Yanow was doing some reviewing for the magazine under Daryl Angier's editorship. I haven't seen the most recent issue or two--I no longer contribute to it, though I did send in a year-end top-ten anyway--but my recollection was that Yanow hadn't been seen in its pages for a while. Ken Dryden, Ken Waxman, & Kurt Gottschalk seemed to be some of the main contributors.

Posted

He killed Bird, didn't he?

I hear he shot J.R. too.

Monterose?

Yes.

And it has never been possible to establish exactly where he was when Wardell's body was found in the desert. And who pushed Brew down those stairs? And who secretly put the bullets in the gun Maini had seen empty the day before? Someone didn't like saxophonists, I'd say.

Guest Bill Barton
Posted

Yanow was doing some reviewing for the magazine under Daryl Angier's editorship.
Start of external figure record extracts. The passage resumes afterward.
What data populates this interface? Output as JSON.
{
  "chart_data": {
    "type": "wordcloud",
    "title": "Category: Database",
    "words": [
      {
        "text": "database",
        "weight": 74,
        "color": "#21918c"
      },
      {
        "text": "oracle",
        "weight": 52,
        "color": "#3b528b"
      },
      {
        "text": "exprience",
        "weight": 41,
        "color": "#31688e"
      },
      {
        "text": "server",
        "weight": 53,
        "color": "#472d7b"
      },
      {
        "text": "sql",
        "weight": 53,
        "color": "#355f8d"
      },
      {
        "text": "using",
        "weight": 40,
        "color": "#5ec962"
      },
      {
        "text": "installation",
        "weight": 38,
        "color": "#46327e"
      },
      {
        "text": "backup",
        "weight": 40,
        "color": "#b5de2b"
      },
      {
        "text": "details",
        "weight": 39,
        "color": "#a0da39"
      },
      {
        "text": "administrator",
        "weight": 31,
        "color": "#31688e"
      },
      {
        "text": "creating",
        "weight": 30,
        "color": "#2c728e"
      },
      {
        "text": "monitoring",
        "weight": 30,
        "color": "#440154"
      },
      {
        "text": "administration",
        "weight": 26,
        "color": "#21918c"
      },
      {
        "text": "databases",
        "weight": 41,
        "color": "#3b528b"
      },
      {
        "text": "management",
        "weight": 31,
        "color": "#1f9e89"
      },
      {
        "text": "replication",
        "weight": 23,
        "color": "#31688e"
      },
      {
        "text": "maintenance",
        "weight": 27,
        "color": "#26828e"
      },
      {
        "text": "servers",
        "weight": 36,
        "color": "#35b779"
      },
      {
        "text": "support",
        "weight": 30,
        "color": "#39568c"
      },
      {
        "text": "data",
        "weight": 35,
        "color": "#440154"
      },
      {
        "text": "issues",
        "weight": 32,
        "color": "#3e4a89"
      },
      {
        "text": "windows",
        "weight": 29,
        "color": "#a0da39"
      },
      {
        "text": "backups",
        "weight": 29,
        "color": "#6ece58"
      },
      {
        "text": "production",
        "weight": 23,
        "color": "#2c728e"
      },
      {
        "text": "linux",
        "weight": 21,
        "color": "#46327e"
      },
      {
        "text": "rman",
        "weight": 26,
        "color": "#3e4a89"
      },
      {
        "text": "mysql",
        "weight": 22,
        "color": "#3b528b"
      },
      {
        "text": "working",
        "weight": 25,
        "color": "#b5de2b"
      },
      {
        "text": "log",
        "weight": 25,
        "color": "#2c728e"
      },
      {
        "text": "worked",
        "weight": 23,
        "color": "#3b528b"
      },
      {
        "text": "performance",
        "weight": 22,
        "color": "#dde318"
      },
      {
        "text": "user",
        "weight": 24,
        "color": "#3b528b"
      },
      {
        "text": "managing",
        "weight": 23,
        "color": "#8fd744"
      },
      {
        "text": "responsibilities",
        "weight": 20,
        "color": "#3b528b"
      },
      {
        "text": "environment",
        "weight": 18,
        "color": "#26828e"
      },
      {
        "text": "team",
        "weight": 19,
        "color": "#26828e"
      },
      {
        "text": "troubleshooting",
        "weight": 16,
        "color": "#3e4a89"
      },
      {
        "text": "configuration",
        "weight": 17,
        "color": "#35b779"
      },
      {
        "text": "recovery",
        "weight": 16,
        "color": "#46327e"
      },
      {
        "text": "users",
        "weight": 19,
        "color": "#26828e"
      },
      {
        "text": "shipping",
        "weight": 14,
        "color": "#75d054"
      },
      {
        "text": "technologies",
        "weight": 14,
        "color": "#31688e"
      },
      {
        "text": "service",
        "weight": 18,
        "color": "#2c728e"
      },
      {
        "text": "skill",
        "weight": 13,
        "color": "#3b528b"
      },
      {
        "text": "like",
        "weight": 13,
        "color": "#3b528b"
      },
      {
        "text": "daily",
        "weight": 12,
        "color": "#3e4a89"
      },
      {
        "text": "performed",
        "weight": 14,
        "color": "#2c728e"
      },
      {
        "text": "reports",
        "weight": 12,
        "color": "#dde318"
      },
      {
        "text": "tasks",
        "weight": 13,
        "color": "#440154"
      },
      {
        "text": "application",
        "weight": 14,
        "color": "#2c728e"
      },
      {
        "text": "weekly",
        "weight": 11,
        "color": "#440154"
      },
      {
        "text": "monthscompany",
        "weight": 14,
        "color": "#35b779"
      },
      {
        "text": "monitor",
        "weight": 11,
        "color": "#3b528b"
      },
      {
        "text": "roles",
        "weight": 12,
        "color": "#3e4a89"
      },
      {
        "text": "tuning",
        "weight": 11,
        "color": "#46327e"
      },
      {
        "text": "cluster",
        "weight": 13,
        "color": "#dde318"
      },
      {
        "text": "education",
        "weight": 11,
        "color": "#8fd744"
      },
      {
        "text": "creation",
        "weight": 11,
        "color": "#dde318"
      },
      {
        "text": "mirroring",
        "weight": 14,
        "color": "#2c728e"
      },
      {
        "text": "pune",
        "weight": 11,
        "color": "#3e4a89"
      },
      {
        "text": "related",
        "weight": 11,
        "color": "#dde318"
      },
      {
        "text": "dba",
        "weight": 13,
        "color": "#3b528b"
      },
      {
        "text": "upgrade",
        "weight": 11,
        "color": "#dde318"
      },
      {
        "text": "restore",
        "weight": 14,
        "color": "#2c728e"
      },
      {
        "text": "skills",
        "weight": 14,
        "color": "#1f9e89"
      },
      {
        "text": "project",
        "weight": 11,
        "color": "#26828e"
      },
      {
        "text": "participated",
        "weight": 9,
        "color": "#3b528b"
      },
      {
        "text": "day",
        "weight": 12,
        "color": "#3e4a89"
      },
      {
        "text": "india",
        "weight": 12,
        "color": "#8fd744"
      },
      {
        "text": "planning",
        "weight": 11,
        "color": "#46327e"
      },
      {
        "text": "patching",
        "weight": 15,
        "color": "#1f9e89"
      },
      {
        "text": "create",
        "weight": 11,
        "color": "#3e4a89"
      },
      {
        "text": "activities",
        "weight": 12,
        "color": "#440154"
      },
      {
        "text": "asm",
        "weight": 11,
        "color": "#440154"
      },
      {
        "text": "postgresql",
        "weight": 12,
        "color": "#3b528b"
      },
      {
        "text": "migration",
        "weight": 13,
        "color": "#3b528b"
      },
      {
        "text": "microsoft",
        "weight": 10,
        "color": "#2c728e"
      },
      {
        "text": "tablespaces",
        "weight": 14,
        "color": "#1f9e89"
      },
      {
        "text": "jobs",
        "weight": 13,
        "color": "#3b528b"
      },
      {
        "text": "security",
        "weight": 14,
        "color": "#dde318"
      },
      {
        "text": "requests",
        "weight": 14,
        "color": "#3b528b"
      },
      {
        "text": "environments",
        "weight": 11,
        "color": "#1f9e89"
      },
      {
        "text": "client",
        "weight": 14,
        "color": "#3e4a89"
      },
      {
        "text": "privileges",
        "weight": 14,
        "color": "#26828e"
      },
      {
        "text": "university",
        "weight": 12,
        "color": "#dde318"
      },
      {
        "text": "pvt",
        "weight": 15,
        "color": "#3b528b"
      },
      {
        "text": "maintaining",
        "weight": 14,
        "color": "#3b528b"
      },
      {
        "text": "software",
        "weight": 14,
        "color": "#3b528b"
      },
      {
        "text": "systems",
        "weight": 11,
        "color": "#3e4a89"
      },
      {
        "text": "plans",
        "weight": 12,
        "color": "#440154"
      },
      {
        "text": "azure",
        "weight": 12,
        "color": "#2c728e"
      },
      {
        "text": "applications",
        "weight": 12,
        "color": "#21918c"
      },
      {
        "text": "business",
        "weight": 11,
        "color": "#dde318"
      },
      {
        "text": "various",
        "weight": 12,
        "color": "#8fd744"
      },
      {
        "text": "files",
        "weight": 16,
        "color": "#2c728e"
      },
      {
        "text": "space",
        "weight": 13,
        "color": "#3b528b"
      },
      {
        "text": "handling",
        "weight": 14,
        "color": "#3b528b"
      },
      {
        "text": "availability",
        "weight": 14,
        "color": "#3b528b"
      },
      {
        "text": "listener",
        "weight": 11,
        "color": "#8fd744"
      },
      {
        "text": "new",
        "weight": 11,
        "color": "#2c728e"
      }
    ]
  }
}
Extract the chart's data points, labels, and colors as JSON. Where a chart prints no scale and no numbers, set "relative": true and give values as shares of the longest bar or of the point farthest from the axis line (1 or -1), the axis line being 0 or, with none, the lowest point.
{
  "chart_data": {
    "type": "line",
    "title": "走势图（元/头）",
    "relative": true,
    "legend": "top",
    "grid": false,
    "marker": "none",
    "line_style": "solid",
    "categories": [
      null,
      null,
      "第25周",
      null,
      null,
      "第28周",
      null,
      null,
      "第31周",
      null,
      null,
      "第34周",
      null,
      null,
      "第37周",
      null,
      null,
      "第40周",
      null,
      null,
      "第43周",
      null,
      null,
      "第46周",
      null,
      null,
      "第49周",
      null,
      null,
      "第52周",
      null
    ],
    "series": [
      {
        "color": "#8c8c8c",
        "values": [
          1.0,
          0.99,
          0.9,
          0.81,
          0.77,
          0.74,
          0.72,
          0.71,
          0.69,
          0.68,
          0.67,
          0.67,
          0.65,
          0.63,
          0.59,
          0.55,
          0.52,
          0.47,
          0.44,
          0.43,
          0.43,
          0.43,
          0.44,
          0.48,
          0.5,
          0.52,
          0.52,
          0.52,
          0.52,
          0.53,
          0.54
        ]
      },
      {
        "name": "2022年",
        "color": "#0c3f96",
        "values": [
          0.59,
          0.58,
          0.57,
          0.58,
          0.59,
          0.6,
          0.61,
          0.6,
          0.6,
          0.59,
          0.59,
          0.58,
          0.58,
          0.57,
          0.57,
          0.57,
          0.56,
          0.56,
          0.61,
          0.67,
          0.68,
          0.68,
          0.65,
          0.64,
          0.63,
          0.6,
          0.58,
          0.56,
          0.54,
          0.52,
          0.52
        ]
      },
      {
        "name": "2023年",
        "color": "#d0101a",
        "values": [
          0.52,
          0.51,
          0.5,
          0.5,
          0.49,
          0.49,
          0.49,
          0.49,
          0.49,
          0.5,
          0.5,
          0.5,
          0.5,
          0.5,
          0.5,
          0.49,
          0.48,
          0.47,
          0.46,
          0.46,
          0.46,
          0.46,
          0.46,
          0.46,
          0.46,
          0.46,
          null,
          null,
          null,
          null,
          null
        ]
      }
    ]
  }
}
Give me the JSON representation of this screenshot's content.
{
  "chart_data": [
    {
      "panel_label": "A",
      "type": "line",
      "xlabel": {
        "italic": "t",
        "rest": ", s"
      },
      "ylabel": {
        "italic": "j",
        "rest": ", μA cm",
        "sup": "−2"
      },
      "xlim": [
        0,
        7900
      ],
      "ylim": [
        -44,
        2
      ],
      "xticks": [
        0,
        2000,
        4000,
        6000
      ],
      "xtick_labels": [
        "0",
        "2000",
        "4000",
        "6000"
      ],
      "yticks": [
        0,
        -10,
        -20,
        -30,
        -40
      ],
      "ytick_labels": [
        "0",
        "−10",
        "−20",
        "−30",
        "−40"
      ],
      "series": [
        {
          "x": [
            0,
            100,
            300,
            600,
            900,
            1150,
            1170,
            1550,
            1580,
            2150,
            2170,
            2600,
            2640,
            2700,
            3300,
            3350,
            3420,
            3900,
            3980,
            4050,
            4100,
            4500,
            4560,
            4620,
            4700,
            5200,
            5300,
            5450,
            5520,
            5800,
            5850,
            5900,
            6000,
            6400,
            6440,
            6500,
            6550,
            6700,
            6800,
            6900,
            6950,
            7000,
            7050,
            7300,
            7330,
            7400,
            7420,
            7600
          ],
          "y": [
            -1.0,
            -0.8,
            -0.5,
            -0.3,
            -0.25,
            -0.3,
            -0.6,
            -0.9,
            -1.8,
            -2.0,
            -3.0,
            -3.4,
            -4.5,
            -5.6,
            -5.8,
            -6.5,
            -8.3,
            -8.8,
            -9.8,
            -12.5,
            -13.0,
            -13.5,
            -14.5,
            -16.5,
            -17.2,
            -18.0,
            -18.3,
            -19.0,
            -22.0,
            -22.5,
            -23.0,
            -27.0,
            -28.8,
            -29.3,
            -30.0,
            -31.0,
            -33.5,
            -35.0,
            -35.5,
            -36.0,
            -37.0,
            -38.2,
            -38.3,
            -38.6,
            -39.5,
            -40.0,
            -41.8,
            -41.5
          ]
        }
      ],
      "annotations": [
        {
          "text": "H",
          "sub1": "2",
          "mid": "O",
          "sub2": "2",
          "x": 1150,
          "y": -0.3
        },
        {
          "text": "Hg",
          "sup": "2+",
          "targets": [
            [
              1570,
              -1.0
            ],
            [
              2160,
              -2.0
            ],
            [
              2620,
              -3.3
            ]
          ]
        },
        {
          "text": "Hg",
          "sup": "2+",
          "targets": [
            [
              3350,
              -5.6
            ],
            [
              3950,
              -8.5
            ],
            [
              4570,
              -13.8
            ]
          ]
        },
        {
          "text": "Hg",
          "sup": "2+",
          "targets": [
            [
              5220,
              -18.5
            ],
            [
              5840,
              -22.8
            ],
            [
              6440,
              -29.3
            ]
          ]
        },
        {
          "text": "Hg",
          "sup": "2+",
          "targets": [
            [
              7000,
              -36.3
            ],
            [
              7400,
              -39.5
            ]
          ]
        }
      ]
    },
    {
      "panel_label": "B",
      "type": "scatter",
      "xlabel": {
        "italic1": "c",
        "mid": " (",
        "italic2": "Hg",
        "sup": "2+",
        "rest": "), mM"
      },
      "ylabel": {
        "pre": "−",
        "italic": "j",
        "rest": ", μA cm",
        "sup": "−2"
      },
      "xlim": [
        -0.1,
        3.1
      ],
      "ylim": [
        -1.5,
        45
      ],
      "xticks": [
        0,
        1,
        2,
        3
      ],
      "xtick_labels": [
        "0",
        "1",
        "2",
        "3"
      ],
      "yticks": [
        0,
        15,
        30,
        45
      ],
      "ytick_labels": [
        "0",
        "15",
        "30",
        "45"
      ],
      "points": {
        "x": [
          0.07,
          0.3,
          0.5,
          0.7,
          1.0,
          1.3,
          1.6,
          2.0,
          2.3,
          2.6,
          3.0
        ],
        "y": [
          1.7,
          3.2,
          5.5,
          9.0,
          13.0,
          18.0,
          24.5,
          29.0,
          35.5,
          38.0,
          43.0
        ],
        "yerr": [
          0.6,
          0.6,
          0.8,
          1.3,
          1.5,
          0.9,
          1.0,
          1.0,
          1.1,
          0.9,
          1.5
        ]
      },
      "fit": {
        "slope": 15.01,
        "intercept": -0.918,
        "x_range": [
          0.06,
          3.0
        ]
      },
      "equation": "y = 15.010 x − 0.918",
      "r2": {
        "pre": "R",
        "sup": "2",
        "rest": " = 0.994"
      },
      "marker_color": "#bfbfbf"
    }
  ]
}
I haven't seen the most recent issue or two--I no longer contribute to it, though I did send in a year-end top-ten anyway--but my recollection was that Yanow hadn't been seen in its pages for a while. Ken Dryden, Ken Waxman, & Kurt Gottschalk seemed to be some of the main contributors.

Yes, it's been awhile since his byline has appeared.

Kbill

  • 8 years later...
Posted

I'm late to the party, just read this article, and a dozen years later it's still a p.o.s. 

All conjecture, no facts, no journalism. He didn't bother interviewing any of Tina's siblings. Some, perhaps, are still living. Eight of them should've produced a few children of their own, who knew uncle Tina full well.